Enfin, dès le début de la dernière reprise, Mickael se prend un coup de coude : « Il me feinte avec un direct du gauche, et réussit à me rentrer un coup de coude dans la tête.
Il m'a bien touché, j'étais un peu sonné, il a beaucoup avancé, et moi j'ai essayé de gérer cette reprise là. C'est cette reprise qui m'a fait perdre. Il y aurait pu avoir match nul, s'il n'y avait pas eu de ceinture. Mais lorsque l’on rencontre un thaïlandais en Thaïlande, il faut savoir faire nettement la différence, ou soit le mettre KO pour qu’on te déclare vainqueur. »
Très déçu de n'avoir pu ramener cette ceinture mondiale à Moussa KONATE son entraîneur, Mickael n'a pas tout perdu, car le promoteur Chun KIATPECH (voir l'article) lui a garanti un nouveau combat, une nouvelle chance de ceinture mondiale lors de la plus grande fête thaïlandaise dédiée chaque année à l'anniversaire du roi en décembre.

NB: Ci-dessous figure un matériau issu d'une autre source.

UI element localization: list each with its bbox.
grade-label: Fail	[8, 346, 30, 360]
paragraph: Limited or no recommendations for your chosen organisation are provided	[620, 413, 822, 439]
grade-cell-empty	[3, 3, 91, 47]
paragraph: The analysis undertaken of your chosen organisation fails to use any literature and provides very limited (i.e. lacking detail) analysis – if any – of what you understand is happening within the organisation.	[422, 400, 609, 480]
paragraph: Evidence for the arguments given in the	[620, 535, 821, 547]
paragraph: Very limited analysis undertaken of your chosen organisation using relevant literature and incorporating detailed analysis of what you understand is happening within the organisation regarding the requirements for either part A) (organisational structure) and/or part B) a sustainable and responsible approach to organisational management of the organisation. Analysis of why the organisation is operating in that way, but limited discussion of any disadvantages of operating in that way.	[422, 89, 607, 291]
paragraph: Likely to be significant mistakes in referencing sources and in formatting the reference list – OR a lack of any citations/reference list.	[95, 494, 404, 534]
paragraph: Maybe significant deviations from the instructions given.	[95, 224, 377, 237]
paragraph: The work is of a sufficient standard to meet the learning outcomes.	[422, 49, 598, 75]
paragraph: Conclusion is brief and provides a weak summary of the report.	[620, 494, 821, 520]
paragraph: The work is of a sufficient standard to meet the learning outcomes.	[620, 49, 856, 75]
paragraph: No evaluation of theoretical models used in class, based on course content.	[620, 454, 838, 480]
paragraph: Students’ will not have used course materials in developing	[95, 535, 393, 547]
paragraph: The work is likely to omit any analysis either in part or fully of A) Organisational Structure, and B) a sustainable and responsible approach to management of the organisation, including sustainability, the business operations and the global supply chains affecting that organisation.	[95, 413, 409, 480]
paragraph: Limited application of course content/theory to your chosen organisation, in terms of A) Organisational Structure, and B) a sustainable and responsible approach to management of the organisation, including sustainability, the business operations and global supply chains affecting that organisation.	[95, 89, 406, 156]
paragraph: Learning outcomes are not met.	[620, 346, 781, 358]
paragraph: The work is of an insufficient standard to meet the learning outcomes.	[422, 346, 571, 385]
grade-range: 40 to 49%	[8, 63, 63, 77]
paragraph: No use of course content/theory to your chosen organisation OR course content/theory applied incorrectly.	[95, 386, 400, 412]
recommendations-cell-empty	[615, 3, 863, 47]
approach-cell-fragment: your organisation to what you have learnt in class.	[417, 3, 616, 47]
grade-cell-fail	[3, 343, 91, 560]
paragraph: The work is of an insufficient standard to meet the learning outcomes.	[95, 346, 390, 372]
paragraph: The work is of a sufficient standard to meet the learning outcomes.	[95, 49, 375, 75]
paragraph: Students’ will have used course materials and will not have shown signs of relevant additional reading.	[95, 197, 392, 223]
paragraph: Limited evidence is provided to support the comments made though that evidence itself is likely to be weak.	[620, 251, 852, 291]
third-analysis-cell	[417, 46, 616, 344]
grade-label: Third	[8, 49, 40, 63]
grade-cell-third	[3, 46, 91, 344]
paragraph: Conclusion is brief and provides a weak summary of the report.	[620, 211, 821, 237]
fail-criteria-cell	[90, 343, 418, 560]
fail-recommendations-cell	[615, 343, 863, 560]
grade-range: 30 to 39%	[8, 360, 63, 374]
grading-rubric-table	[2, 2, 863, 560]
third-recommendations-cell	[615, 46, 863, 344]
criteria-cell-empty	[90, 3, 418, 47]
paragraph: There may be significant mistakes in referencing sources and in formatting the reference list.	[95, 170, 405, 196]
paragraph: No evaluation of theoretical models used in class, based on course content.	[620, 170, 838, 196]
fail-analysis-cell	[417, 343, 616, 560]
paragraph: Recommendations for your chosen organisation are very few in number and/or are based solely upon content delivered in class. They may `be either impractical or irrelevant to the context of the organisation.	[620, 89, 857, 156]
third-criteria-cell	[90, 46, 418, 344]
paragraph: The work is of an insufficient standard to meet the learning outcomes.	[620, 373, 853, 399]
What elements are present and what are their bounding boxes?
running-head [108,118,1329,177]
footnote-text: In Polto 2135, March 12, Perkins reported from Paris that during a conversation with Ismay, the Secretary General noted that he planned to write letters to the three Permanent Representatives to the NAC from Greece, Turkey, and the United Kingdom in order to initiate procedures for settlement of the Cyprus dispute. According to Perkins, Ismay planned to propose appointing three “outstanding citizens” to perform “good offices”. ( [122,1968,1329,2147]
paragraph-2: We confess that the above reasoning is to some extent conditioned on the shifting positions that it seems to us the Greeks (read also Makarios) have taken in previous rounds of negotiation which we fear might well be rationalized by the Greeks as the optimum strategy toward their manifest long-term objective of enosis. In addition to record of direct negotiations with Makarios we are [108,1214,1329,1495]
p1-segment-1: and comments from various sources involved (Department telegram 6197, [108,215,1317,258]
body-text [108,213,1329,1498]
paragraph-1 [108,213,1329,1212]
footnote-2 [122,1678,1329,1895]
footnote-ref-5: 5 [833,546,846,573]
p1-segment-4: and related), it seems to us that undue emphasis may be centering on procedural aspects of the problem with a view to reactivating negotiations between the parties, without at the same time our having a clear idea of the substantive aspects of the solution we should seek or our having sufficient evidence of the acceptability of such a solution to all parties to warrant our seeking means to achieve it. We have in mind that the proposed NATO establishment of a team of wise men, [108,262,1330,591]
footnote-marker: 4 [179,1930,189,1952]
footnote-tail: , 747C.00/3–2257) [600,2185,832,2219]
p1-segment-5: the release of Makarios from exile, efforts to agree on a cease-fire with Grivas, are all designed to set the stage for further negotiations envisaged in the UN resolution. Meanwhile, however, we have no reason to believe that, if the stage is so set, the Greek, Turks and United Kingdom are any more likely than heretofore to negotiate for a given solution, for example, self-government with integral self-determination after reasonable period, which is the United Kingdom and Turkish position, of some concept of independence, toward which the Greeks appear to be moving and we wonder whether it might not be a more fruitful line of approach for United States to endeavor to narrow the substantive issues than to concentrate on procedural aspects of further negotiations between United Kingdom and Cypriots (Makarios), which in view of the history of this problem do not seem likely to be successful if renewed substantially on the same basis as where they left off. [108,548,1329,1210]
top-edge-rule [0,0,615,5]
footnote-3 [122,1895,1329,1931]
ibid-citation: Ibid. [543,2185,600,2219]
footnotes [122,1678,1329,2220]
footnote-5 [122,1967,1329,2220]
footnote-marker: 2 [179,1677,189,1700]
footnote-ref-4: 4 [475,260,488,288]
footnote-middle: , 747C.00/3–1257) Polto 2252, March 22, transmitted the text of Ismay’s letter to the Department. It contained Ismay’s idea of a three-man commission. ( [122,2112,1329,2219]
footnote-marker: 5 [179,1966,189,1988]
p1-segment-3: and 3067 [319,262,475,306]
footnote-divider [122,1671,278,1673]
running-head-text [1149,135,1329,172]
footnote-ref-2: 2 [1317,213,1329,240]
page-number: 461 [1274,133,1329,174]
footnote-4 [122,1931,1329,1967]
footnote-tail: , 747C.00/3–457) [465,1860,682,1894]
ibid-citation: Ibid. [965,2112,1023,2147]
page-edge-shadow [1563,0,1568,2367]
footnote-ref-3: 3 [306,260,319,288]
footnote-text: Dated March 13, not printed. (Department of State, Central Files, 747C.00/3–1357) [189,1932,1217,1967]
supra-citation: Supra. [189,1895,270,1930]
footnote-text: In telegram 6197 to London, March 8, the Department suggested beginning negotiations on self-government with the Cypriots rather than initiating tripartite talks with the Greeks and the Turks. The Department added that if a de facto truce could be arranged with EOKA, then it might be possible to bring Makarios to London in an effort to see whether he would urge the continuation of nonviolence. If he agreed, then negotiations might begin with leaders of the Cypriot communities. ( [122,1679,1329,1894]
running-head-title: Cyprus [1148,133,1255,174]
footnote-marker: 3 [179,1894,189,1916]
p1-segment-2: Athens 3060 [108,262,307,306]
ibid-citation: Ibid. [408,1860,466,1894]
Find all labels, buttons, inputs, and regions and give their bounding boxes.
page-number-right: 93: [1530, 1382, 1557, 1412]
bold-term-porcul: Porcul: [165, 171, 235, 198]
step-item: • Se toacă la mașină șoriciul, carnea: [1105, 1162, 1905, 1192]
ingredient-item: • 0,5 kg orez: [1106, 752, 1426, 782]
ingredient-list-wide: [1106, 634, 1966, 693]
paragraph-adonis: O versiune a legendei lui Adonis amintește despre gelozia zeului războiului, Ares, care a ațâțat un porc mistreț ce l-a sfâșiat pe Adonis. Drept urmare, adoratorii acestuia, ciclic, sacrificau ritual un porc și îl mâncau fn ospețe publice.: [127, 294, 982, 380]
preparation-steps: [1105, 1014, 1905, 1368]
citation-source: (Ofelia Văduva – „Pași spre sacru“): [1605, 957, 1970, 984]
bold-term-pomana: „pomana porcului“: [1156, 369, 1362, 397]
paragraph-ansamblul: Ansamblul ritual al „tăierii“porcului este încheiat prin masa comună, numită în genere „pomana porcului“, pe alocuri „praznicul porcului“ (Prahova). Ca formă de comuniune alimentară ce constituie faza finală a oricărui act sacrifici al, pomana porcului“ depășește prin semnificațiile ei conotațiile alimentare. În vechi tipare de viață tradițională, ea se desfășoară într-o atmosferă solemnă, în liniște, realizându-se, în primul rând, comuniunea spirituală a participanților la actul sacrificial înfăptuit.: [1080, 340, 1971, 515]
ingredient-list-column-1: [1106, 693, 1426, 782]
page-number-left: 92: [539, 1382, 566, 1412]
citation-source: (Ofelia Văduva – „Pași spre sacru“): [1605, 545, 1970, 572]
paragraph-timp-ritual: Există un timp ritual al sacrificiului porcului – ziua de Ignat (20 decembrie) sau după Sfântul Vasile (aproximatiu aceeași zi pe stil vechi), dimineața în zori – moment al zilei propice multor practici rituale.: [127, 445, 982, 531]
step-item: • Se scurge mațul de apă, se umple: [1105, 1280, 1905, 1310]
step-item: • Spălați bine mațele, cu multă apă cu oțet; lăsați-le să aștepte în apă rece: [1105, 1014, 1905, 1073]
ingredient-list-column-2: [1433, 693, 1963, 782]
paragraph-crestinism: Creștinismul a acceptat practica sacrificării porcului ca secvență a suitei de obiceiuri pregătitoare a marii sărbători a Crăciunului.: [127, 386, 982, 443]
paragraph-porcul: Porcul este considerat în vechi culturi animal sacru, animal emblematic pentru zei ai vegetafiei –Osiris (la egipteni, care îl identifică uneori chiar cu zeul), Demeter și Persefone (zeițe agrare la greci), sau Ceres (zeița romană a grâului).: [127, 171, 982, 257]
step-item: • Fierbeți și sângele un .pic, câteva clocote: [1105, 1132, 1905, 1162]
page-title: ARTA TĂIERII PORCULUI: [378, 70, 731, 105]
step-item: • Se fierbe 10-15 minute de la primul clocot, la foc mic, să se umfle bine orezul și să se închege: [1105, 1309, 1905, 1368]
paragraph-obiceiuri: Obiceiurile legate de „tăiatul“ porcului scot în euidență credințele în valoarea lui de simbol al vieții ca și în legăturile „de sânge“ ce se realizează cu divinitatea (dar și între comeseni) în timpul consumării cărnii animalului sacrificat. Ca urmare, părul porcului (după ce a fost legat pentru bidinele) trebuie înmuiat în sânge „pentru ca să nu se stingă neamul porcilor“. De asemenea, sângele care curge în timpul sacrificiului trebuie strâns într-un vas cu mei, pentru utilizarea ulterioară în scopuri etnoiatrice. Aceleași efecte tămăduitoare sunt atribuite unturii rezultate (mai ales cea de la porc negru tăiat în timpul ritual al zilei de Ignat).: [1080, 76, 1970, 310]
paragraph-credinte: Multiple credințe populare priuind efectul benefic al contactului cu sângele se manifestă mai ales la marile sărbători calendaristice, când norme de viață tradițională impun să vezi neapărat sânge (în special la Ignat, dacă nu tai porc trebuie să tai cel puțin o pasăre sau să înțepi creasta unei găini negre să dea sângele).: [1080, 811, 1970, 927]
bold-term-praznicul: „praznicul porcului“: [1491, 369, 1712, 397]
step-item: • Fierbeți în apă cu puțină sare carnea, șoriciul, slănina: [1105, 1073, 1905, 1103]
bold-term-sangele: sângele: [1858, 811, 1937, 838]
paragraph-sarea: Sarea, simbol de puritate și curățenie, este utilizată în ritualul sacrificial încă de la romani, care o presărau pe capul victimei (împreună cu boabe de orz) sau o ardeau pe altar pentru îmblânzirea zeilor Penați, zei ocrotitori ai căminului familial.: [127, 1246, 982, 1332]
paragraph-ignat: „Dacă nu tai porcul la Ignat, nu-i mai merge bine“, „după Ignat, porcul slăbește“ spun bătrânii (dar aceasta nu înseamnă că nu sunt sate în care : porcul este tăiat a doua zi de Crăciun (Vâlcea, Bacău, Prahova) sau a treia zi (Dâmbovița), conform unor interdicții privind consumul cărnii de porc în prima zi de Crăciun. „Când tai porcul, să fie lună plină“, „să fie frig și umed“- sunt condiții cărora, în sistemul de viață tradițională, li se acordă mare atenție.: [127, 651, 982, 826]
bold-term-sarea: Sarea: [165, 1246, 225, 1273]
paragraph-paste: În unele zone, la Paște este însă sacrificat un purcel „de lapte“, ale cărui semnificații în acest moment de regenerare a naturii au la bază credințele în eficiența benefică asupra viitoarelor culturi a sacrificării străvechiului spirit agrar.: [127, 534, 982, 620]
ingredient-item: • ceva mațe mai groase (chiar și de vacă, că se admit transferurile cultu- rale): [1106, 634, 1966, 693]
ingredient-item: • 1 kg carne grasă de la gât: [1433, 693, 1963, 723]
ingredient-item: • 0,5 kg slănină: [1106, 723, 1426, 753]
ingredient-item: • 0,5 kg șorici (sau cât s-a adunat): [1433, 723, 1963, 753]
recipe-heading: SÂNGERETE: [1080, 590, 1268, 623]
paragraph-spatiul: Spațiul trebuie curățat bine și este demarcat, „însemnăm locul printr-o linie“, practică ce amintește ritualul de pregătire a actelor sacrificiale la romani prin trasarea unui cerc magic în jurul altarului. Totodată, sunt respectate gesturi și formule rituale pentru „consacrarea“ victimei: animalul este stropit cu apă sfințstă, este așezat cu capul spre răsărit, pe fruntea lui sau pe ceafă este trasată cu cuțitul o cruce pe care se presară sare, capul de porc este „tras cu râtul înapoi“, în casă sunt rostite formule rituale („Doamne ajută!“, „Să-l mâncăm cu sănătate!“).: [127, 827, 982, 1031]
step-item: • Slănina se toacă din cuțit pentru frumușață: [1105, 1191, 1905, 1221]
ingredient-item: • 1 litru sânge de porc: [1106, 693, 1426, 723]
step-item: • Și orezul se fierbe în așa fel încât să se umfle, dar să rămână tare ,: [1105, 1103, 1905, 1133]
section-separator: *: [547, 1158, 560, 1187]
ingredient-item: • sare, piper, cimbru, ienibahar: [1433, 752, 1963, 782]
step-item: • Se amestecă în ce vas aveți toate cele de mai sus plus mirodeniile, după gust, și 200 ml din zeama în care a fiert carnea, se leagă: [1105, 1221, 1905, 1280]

« J'étais vraiment heureux de cette nouvelle, faire l'anniversaire de la reine, puis l'anniversaire du roi c'est vraiment le top, maintenant que j'arrive à un certain âge.
J'ai 27 ans, je suis arrivé à maturité sur le ring, j'ai assez d'expérience pour gérer des combats comme ça. J’aurais eu cette proposition avant, cela aurait été un peu trop tôt, après, cela aurait été trop tard...Cela est arrivé « pile-poil » ! »
Prochainement, sur l'Ile de la Réunion d'où il est originaire, Mickael remettra son titre européen en jeu contre Expedito VALIN le 9 octobre.
Dans la même soirée, le réunionnais Bruno BIGO tentera de dérober la ceinture mondiale de Moussa KONATE. Massinissa HAMAILI récent champion d'Europe (voir l'article) se mesura face à Emmanuel PAYET avec à la clé le trophée. Bakari TOUNKARA effectuera un superfight en Kick Boxing, bref un superbe gala en perspective.
Le combat suivant a été très bref, le jeune ALAMOS a abrégé en en une poignée de secondes son affrontement face au Coréen Kim SUNG YONG.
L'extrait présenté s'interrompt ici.